La preuve de la volonté du souscripteur de se dépouiller sans retour des fonds versés sur les contrats d’assurance vie n’est pas apportée. Il ne peut donc y avoir de donation car il manque une des conditions visées par l’article 934 du Code civil pour la reconnaissance de l’existence d’une donation à savoir la volonté du donateur de se dépouiller irrévocablement.

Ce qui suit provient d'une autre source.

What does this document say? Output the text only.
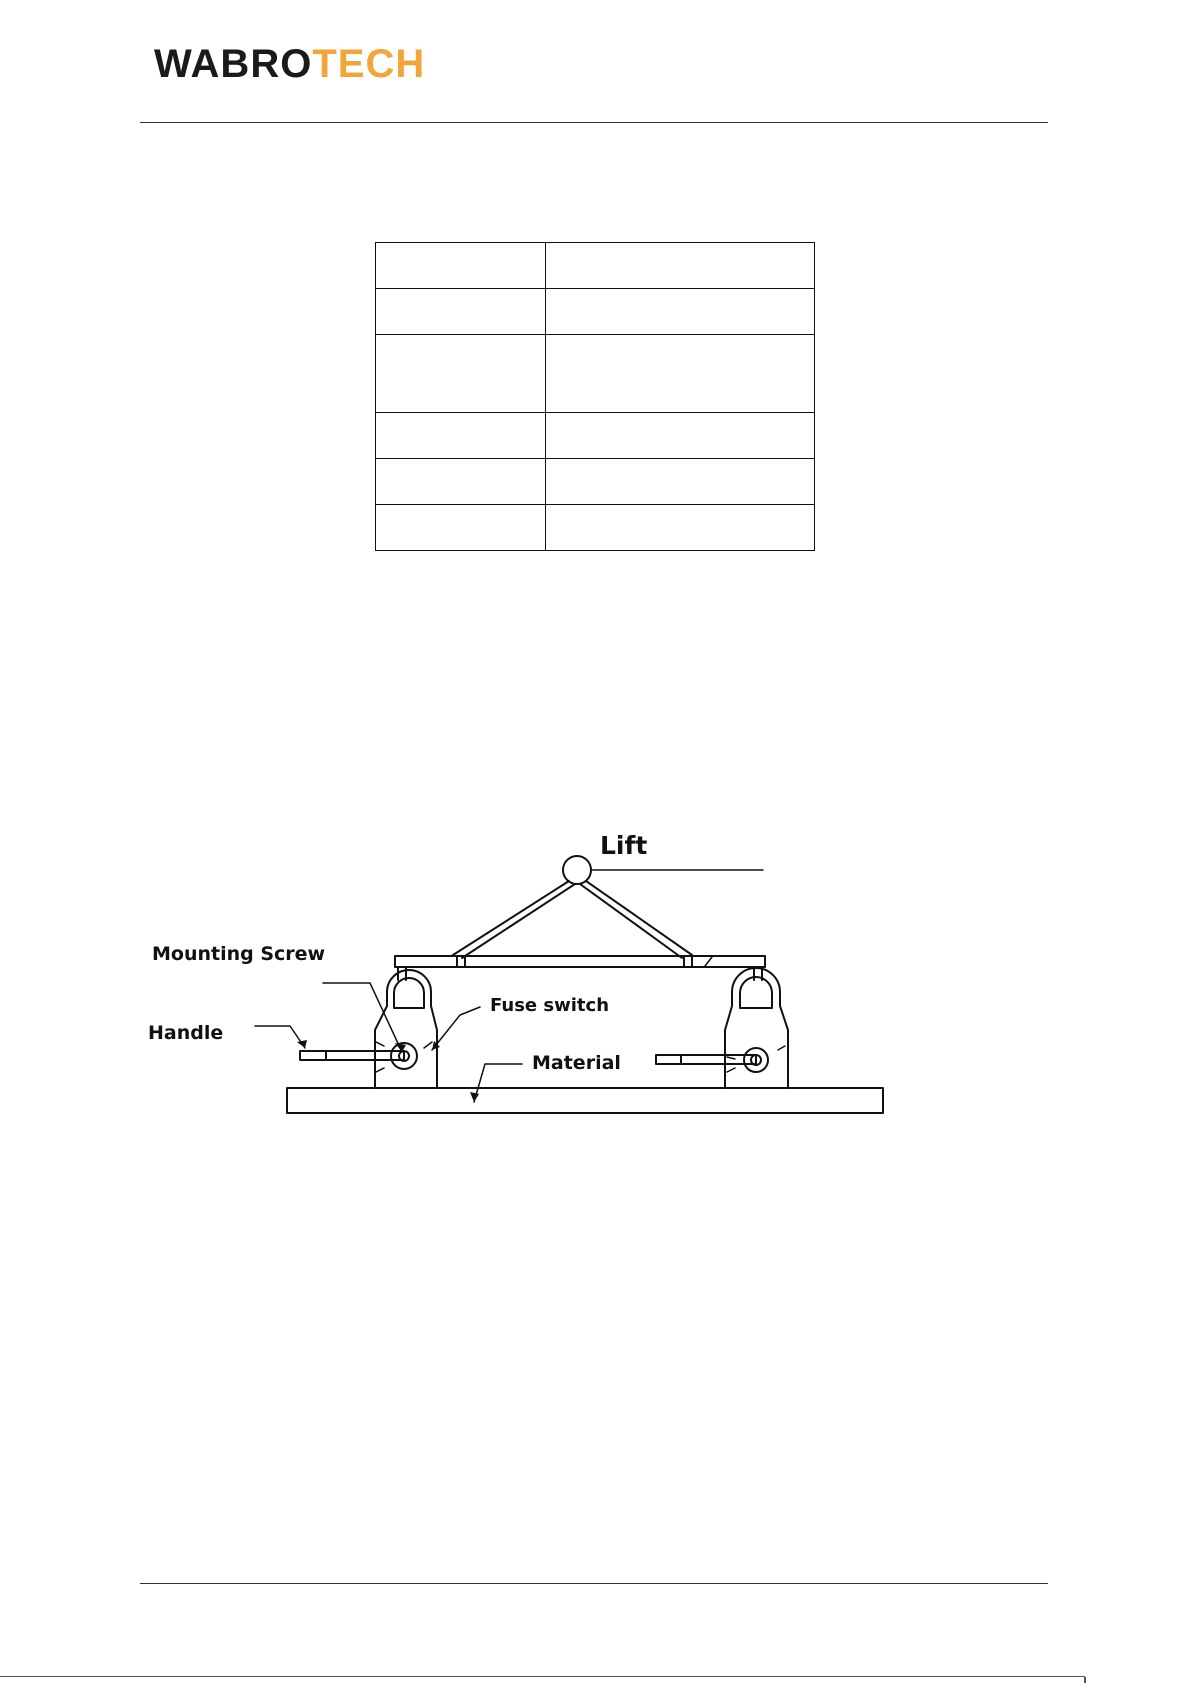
WABROTECH

Lift
Mounting Screw
Fuse switch
Handle
Material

L’exécution des clauses bénéficiaires des contrats d’assurance vie génère aussi beaucoup de contentieux.

Le 25 septembre dernier, (Pourvoi 12.23 197), la Cour de Cassation s’est penchée sur la clause bénéficiaire d’un contrat d’assurance modifié par un homme placé en unité de soins palliatifs.

Ce dernier avait à l’origine souscrit un contrat d’assurance et désignait ses trois filles en qualité de bénéficiaires du contrat d’assurance. Pendant son séjour à l’hôpital, il signe un avenant de modification de la clause bénéficiaire, proposé par l’une de ses filles. L’avenant évince l’une des trois sœurs.

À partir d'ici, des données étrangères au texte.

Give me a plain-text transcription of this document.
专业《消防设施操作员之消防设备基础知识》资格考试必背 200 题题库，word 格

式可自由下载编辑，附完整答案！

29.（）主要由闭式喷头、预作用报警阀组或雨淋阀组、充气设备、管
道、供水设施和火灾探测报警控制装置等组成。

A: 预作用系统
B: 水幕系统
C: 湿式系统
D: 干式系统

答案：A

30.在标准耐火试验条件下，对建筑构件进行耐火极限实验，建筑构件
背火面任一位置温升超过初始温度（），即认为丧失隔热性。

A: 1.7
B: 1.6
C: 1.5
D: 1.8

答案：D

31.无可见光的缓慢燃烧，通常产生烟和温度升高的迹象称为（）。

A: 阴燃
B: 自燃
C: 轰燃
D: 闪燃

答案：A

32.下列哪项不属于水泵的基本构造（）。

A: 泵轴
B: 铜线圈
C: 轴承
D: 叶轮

Après sa disparition deux mois plus tard, la sœur évincée assigne ses sœurs en justice pour obtenir le versement d’un tiers des sommes placées en assurance vie. Elle obtient gain de cause. Compte-tenu de la détérioration morphologique du souscripteur, sa volonté de modifier la clause bénéficiaire n’est aux yeux des juges pas démontrée.

 

La Cour de Cassation n’a pas oublié de se pencher sur le devoir de conseil dû par une compagnie d’assurance.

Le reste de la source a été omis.